Quando fizera um ano de nosso namoro, formalizáramos a nossa situação, a família dele se encontrava em Londres e a minha
nos congratulara, mas haviam se incumbido para ajudarem na
quermesse da festa do padroeiro da cidade, de São Carlos.
O santo filho do filho do Conde Gilberto Borromeo e
de Margherita de Medici, irmã do Papa Pio IV de mil quinhentos e cinquenta e
nove até mil quinhentos e sessenta e cinco, do qual fora sobrinho.
Carlos recebera uma ótima formação humana e cristã, de
forma que estudara
na Universidade de Pavia, na Itália sendo destaque pela facilidade, em administrar e tratar as pessoas.
Fora para Roma atendendo o pedido do tio Papa, São Carlos mesmo antes de
receber os Sacramentos da Ordem, aceitara a nomeação e responsabilidades de
Cardeal e Arcebispo de Milão
Bispo que se tornara para a Igreja, um modelo de pastor e
caridade, já que se consumira
por inteiro, pela guarda e salvação das almas.
Combinamos então, não fizéramos nada e passáramos o dia em casa descansando, mesmo porque. Artur sempre fora muito parecido
comigo em tudo, gostara de curtir nosso cantinho.
Naquele domingo fizéramos um cozido numa
panela de barro, com cenouras e espinafre e abrimos um vinho Cabernet Sauvignon.

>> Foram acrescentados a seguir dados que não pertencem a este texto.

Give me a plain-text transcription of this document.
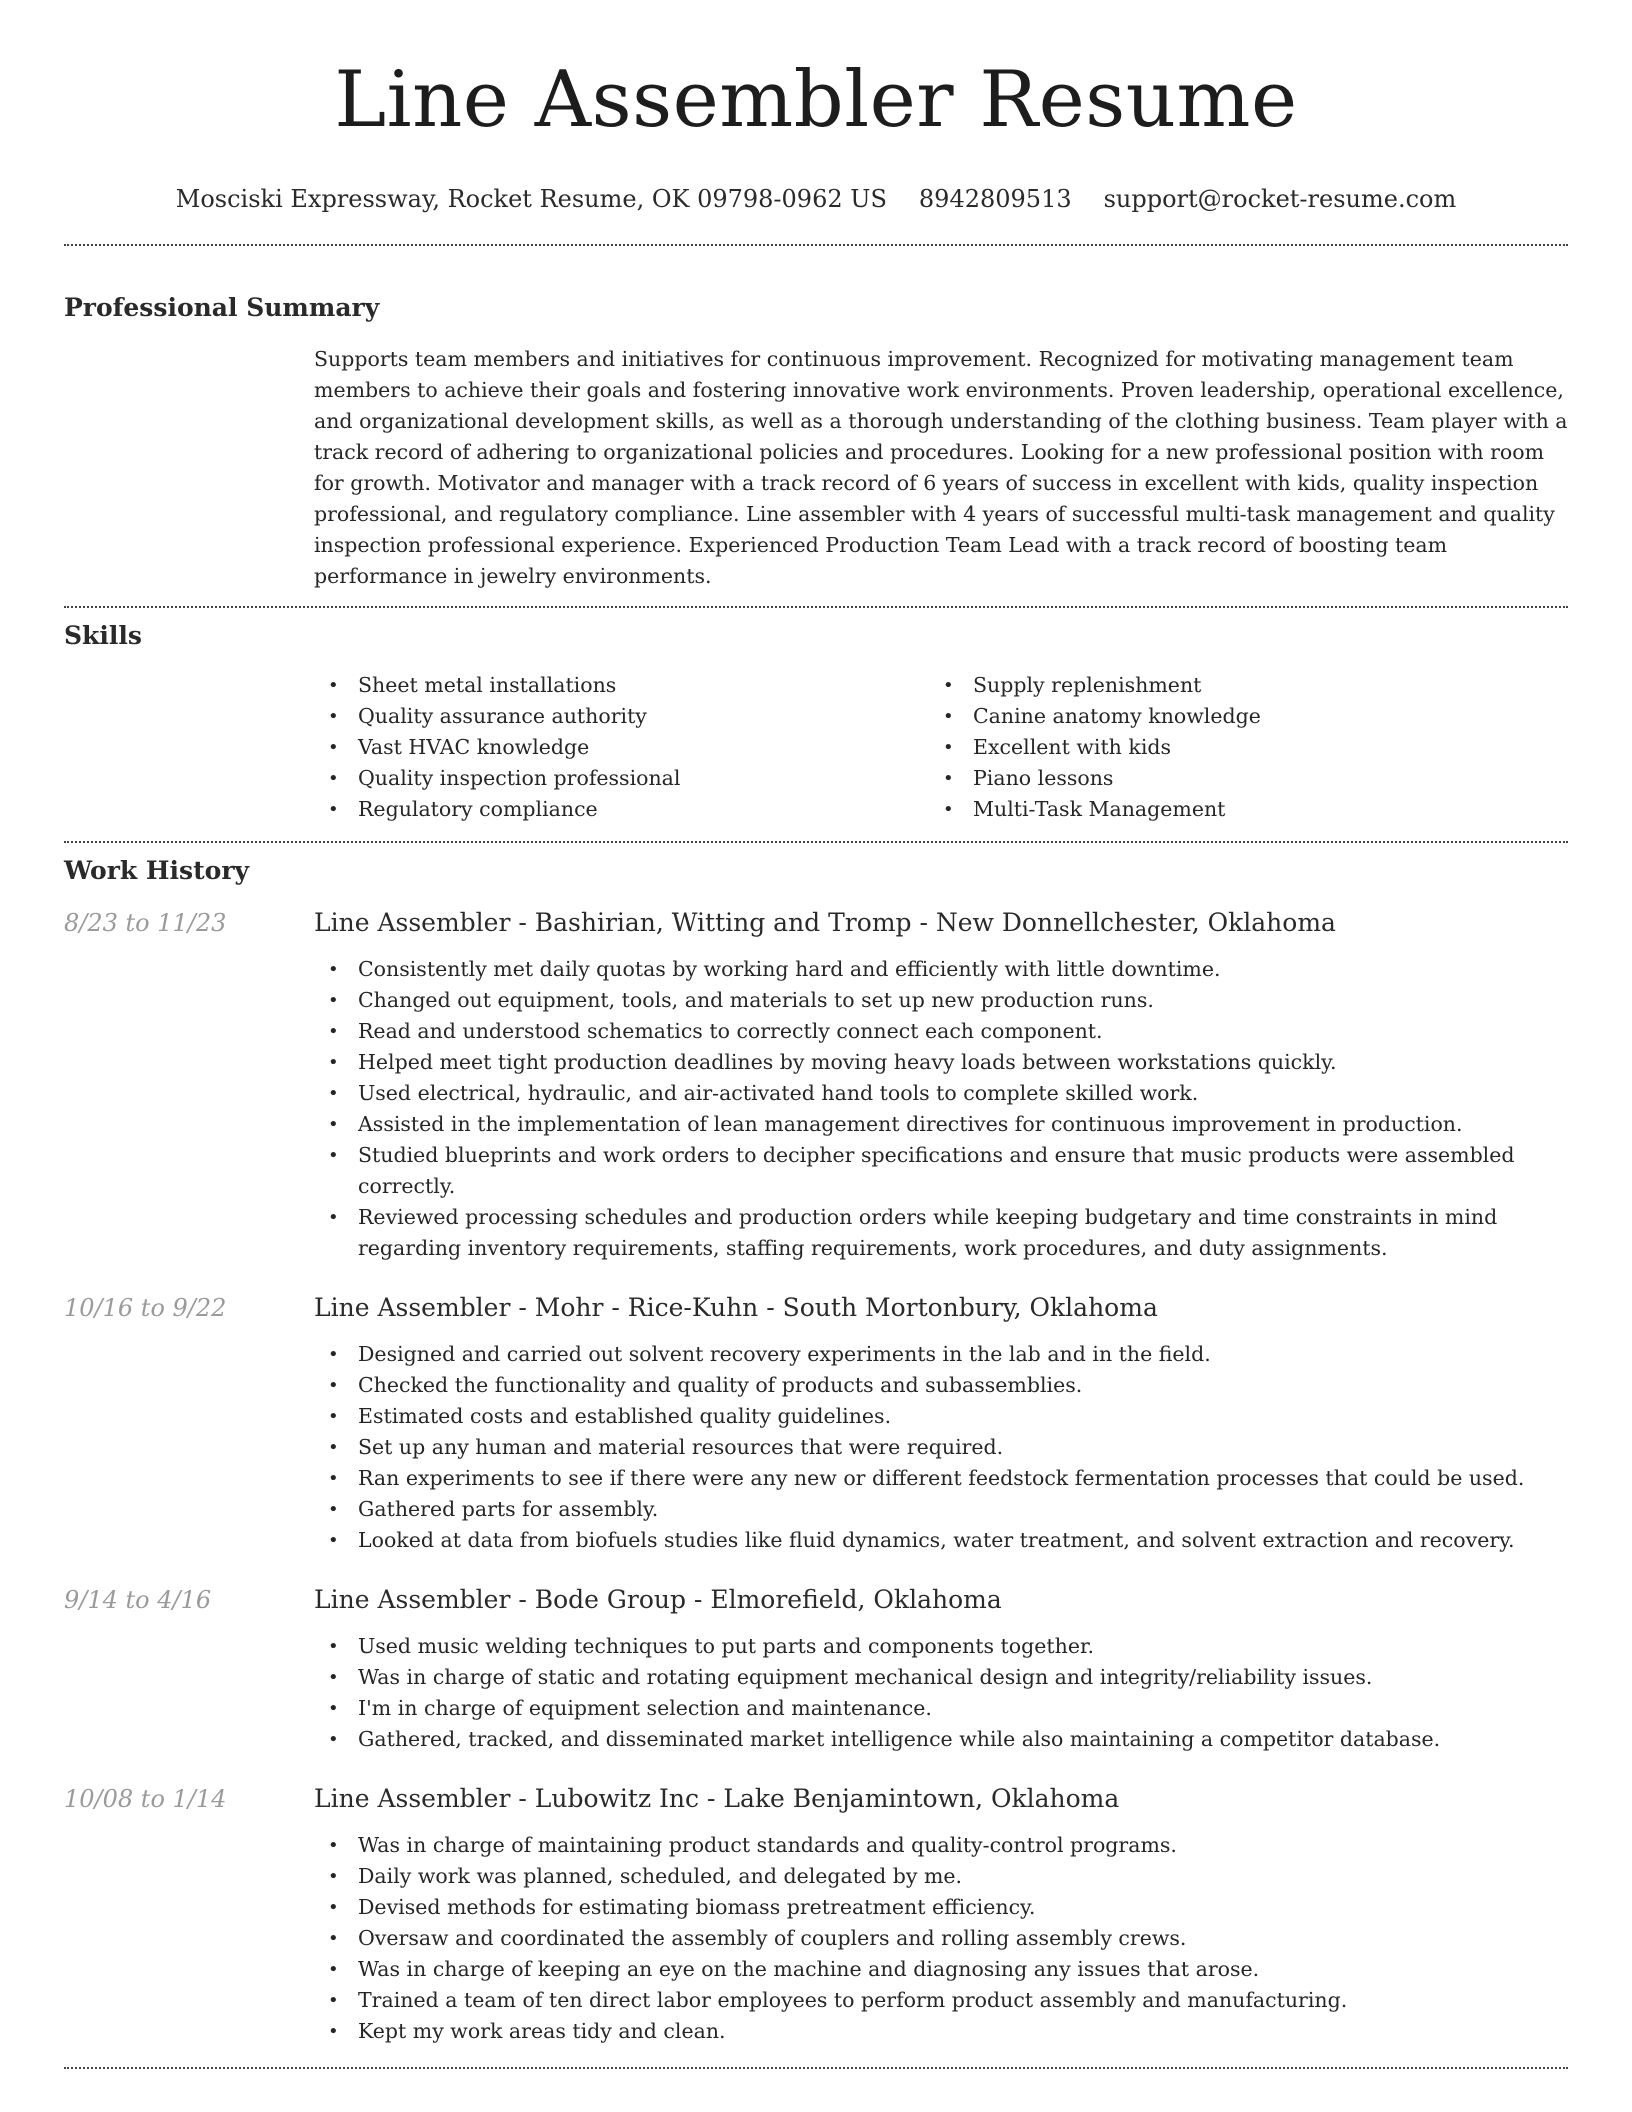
Line Assembler Resume
Mosciski Expressway, Rocket Resume, OK 09798-0962 US 8942809513 support@rocket-resume.com
Professional Summary

Supports team members and initiatives for continuous improvement. Recognized for motivating management team members to achieve their goals and fostering innovative work environments. Proven leadership, operational excellence, and organizational development skills, as well as a thorough understanding of the clothing business. Team player with a track record of adhering to organizational policies and procedures. Looking for a new professional position with room for growth. Motivator and manager with a track record of 6 years of success in excellent with kids, quality inspection professional, and regulatory compliance. Line assembler with 4 years of successful multi-task management and quality inspection professional experience. Experienced Production Team Lead with a track record of boosting team performance in jewelry environments.

Skills
• Sheet metal installations
• Quality assurance authority
• Vast HVAC knowledge
• Quality inspection professional
• Regulatory compliance
• Supply replenishment
• Canine anatomy knowledge
• Excellent with kids
• Piano lessons
• Multi-Task Management
Work History
8/23 to 11/23	Line Assembler - Bashirian, Witting and Tromp - New Donnellchester, Oklahoma
• Consistently met daily quotas by working hard and efficiently with little downtime.
• Changed out equipment, tools, and materials to set up new production runs.
• Read and understood schematics to correctly connect each component.
• Helped meet tight production deadlines by moving heavy loads between workstations quickly.
• Used electrical, hydraulic, and air-activated hand tools to complete skilled work.
• Assisted in the implementation of lean management directives for continuous improvement in production.
• Studied blueprints and work orders to decipher specifications and ensure that music products were assembled correctly.
• Reviewed processing schedules and production orders while keeping budgetary and time constraints in mind regarding inventory requirements, staffing requirements, work procedures, and duty assignments.
10/16 to 9/22	Line Assembler - Mohr - Rice-Kuhn - South Mortonbury, Oklahoma
• Designed and carried out solvent recovery experiments in the lab and in the field.
• Checked the functionality and quality of products and subassemblies.
• Estimated costs and established quality guidelines.
• Set up any human and material resources that were required.
• Ran experiments to see if there were any new or different feedstock fermentation processes that could be used.
• Gathered parts for assembly.
• Looked at data from biofuels studies like fluid dynamics, water treatment, and solvent extraction and recovery.
9/14 to 4/16	Line Assembler - Bode Group - Elmorefield, Oklahoma
• Used music welding techniques to put parts and components together.
• Was in charge of static and rotating equipment mechanical design and integrity/reliability issues.
• I'm in charge of equipment selection and maintenance.
• Gathered, tracked, and disseminated market intelligence while also maintaining a competitor database.
10/08 to 1/14	Line Assembler - Lubowitz Inc - Lake Benjamintown, Oklahoma
• Was in charge of maintaining product standards and quality-control programs.
• Daily work was planned, scheduled, and delegated by me.
• Devised methods for estimating biomass pretreatment efficiency.
• Oversaw and coordinated the assembly of couplers and rolling assembly crews.
• Was in charge of keeping an eye on the machine and diagnosing any issues that arose.
• Trained a team of ten direct labor employees to perform product assembly and manufacturing.
• Kept my work areas tidy and clean.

E para sobremesa eu fizera uma salada de
morangos com creme de leite, pois sabia que Artur amava.
Artur havia comprado um apartamento
maravilhoso, simples mas com muito requinte também.
A nossa vida parecia estar a
caminho da eterna felicidade...
Depois de seis meses eu engravidara ,ao
ficar sabendo Artur ficara felicíssimo, e trouxera flores, chocolates, paparicando muito.
Eu dissera:
Assim até o bebê vai nascer mal
acostumado.
Ele enchera minha barriga de beijos e
dissera:
Papai te ama!
E nos dias que se sucederam ,Artur se
tronara cada vez mais carinhoso, estava estourando de felicidade.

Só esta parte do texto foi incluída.